Abstract

To achieve maximum throughput in named data networking (NDN) with consideration of fairness among each source-sink pair, we model the routing problem in NDN as a mixed-integer maximum concurrent flow problem. Taking advantage of the smart forwarding framework in NDN, we obtain an approximate optimal routing and forwarding solution with our improved Fleischer and random rounding (FRR) algorithm. We analyze the complexity of the Fleischer algorithm more comprehensively and give the best scaling method to achieve the least iterations. In addition, we further reduce the complexity of the Fleischer algorithm so that it iterates only once, thus getting a heuristic algorithm which is called multicommodity multipath (MCMP).
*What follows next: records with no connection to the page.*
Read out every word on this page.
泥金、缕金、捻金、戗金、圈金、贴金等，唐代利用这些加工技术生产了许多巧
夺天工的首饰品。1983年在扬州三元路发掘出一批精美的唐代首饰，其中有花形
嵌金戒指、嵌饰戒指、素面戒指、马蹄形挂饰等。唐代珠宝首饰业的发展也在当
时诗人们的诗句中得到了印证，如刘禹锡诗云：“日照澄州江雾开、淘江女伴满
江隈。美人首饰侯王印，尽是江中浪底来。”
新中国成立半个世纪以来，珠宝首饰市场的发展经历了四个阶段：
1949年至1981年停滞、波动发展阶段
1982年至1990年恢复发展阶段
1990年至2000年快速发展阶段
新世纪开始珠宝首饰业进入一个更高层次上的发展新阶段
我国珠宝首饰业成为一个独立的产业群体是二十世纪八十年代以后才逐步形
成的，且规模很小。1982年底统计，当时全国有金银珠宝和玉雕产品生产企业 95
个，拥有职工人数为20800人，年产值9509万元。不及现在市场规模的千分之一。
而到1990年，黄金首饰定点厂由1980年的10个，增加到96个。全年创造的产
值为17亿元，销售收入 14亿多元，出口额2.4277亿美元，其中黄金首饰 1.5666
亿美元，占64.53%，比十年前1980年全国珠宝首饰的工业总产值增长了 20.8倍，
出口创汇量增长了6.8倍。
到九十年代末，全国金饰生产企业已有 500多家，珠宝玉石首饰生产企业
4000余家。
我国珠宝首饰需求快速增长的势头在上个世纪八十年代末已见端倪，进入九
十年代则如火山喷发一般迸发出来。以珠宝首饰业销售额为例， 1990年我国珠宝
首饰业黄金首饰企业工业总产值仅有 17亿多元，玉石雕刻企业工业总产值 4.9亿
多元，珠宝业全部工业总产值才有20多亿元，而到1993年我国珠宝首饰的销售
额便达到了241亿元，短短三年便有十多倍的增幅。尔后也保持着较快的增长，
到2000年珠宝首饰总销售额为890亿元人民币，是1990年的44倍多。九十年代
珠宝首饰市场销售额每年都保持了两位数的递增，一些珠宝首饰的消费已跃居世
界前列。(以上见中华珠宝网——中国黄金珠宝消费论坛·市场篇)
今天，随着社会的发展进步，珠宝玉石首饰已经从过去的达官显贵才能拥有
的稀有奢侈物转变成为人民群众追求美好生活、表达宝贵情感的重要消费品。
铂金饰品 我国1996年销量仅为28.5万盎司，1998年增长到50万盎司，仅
Using ndnSIM-based simulation, we compare our proposed routing algorithms with the existing routing algorithms, including flooding, k-shortest path, and best single path routing, and the simulation results prove that FRR and MCMP can outperform other algorithms both in throughput and latency, and it can also be concluded that the best number of paths for k-shortest path routing should be close to and less than the average node degree of the network. For studying routing optimization with caching, we conduct simulations with different in-network cache capacity and different caching policies. The simulation results show that although the LRU can achieve the best performance under the same cache capacity, the cache capacity plays a decisive role. All routing algorithms produce better performance with caching, but the FRR still achieves the best performance, and follows by MCMP.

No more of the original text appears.